Patents are provided for products or processes that are new and/or involve new steps and that can have industrial application. A patent is the result of a unique discovery, and patent holders are provided protection against infringement by others. In general, machines, products, plants, compositions of elements (chemical compounds), and improvements on existing items can qualify for patent protection.

Patents go back as far as ancient Greece and Rome. Pliny wrote that one day, an inventor came before Emperor Tiberius to show him his invention of unbreakable window glass and to beseech him for an inventor s fee. Tiberius asked whether anyone else knew the formula. The man assured him that the invention was absolutely secret, whereupon the emperor immediately cut his head off “lest gold be reduced to the value of mud.”

In 1623 England enacted the Statute of Monopolies under King James I, which declared that patents could be granted only for “projects of new invention.” In the 18th century, the English judicial systems developed the prerequisite that a written description of the invention must be submitted. These developments led to modern United Kingdom and U.S. patent law. Now all member countries of the World Trade Organization (WTO) are duty bound to enforce minimum standards of patent protection. Any noncompliance is liable to attract legal action.

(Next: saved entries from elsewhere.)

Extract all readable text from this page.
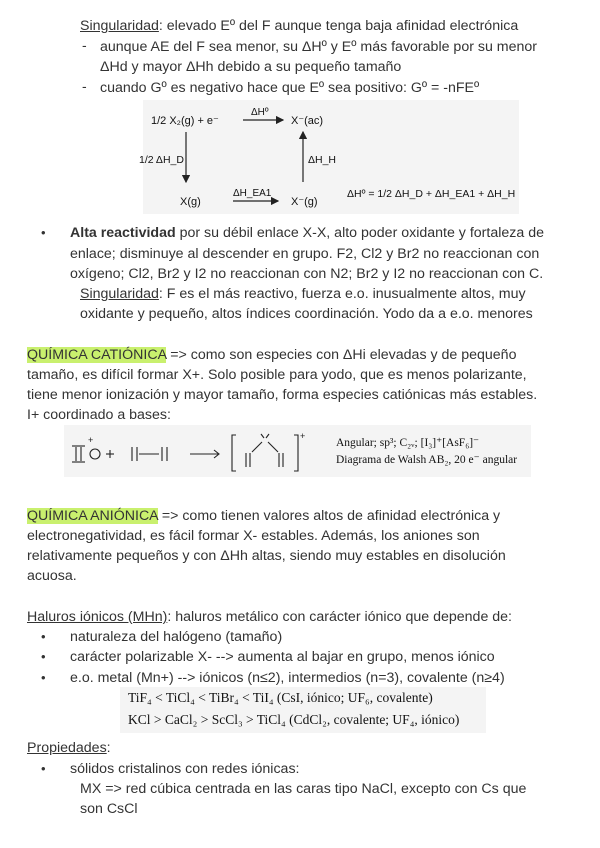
Singularidad: elevado Eº del F aunque tenga baja afinidad electrónica
- aunque AE del F sea menor, su ΔHº y Eº más favorable por su menor
ΔHd y mayor ΔHh debido a su pequeño tamaño
- cuando Gº es negativo hace que Eº sea positivo: Gº = -nFEº
1/2 X₂(g) + e⁻	X⁻(ac)
ΔHº
1/2 ΔH_D	ΔH_H
X(g)	X⁻(g)
ΔH_EA1	ΔHº = 1/2 ΔH_D + ΔH_EA1 + ΔH_H
• Alta reactividad por su débil enlace X-X, alto poder oxidante y fortaleza de
enlace; disminuye al descender en grupo. F2, Cl2 y Br2 no reaccionan con
oxígeno; Cl2, Br2 y I2 no reaccionan con N2; Br2 y I2 no reaccionan con C.
Singularidad: F es el más reactivo, fuerza e.o. inusualmente altos, muy
oxidante y pequeño, altos índices coordinación. Yodo da a e.o. menores
QUÍMICA CATIÓNICA => como son especies con ΔHi elevadas y de pequeño
tamaño, es difícil formar X+. Solo posible para yodo, que es menos polarizante,
tiene menor ionización y mayor tamaño, forma especies catiónicas más estables.
I+ coordinado a bases:
+	+
Angular; sp³; C₂ᵥ; [I₃]⁺[AsF₆]⁻
Diagrama de Walsh AB₂, 20 e⁻ angular
QUÍMICA ANIÓNICA => como tienen valores altos de afinidad electrónica y
electronegatividad, es fácil formar X- estables. Además, los aniones son
relativamente pequeños y con ΔHh altas, siendo muy estables en disolución
acuosa.
Haluros iónicos (MHn): haluros metálico con carácter iónico que depende de:
• naturaleza del halógeno (tamaño)
• carácter polarizable X- --> aumenta al bajar en grupo, menos iónico
• e.o. metal (Mn+) --> iónicos (n≤2), intermedios (n=3), covalente (n≥4)
TiF₄ < TiCl₄ < TiBr₄ < TiI₄ (CsI, iónico; UF₆, covalente)
KCl > CaCl₂ > ScCl₃ > TiCl₄ (CdCl₂, covalente; UF₄, iónico)
Propiedades:
• sólidos cristalinos con redes iónicas:
MX => red cúbica centrada en las caras tipo NaCl, excepto con Cs que
son CsCl
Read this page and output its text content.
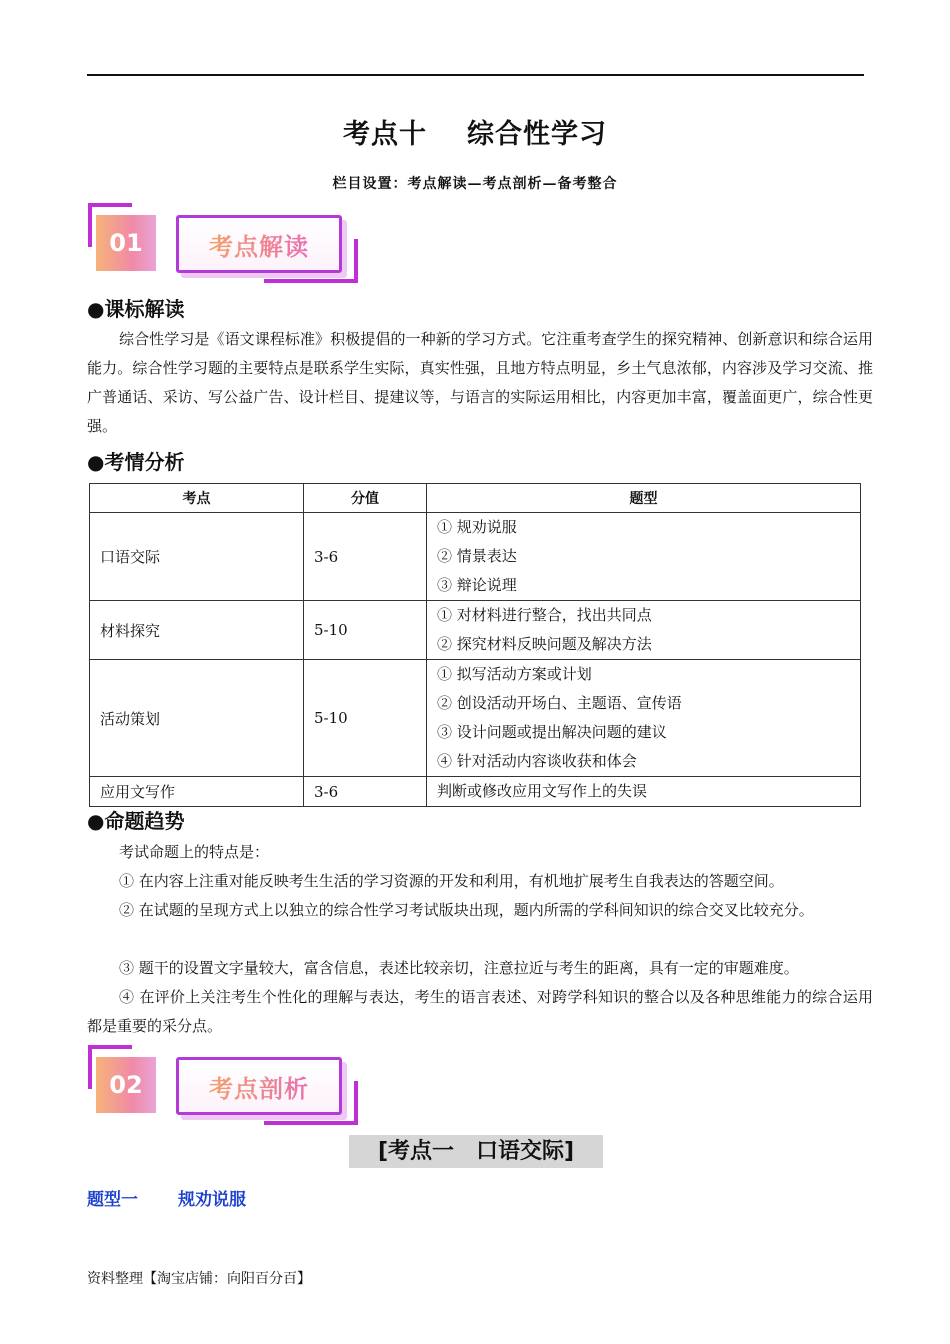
考点十 综合性学习
栏目设置：考点解读—考点剖析—备考整合
01	考点解读
●课标解读
综合性学习是《语文课程标准》积极提倡的一种新的学习方式。它注重考查学生的探究精神、创新意识和综合运用能力。综合性学习题的主要特点是联系学生实际，真实性强，且地方特点明显，乡土气息浓郁，内容涉及学习交流、推广普通话、采访、写公益广告、设计栏目、提建议等，与语言的实际运用相比，内容更加丰富，覆盖面更广，综合性更强。
●考情分析
考点	分值	题型
口语交际	3-6	① 规劝说服
② 情景表达
③ 辩论说理

材料探究	5-10	① 对材料进行整合，找出共同点
② 探究材料反映问题及解决方法

活动策划	5-10	① 拟写活动方案或计划
② 创设活动开场白、主题语、宣传语
③ 设计问题或提出解决问题的建议
④ 针对活动内容谈收获和体会

应用文写作	3-6	判断或修改应用文写作上的失误
●命题趋势
考试命题上的特点是：
① 在内容上注重对能反映考生生活的学习资源的开发和利用，有机地扩展考生自我表达的答题空间。
② 在试题的呈现方式上以独立的综合性学习考试版块出现，题内所需的学科间知识的综合交叉比较充分。
③ 题干的设置文字量较大，富含信息，表述比较亲切，注意拉近与考生的距离，具有一定的审题难度。
④ 在评价上关注考生个性化的理解与表达，考生的语言表述、对跨学科知识的整合以及各种思维能力的综合运用都是重要的采分点。
02	考点剖析
[考点一　口语交际]
题型一 规劝说服
资料整理【淘宝店铺：向阳百分百】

International and National Provisions

The WTO's Agreement on Trade-Related Aspects of Intellectual Property Rights (TRIPs) provides the international standards for patents. TRIPs requires country signatories to allow the patenting of product or process inventions subject to the normal tests of novelty and inventiveness. Three exceptions to patentability exist: (1) inventions contrary to morality; (2) innovations dangerous to life, health, or the environment, or to treatment of humans or animals; and (3) plants and animals (other than microorganisms) used for the production of plants or animals.

TRIPs confers an exclusive patent on making, using, offering for sale, selling, and importing for these purposes. Process patent protection must give rights not only over use of the process, but also over products obtained directly by the process. Patent owners also have the right to assign, or transfer by succession, the patent and to conclude licensing contracts. The term of protection is 20 years, counted from the filing date. Under all patent systems, after this period has expired, people are free to use the invention as they wish.

Although all WTO members are subject to the patent provisions in the TRIPs agreement, patents are actually granted under national laws, so the rights are also national in scope. An Australian patent, for example, can be defended only against infringements in Australia. But the Patent Cooperation Treaty (PCT), concluded in 1970, allows inventors to patent an innovation simultaneously in other countries. A patent application filed under PCT is called a PCT application. After an inventor makes an application under PCT, the International Searching Authority (ISA) carries out a thorough search and provides a written opinion on the patentability of the invention. Again, granting procedures are handled by the relevant national authorities. No such thing as an international patent exists.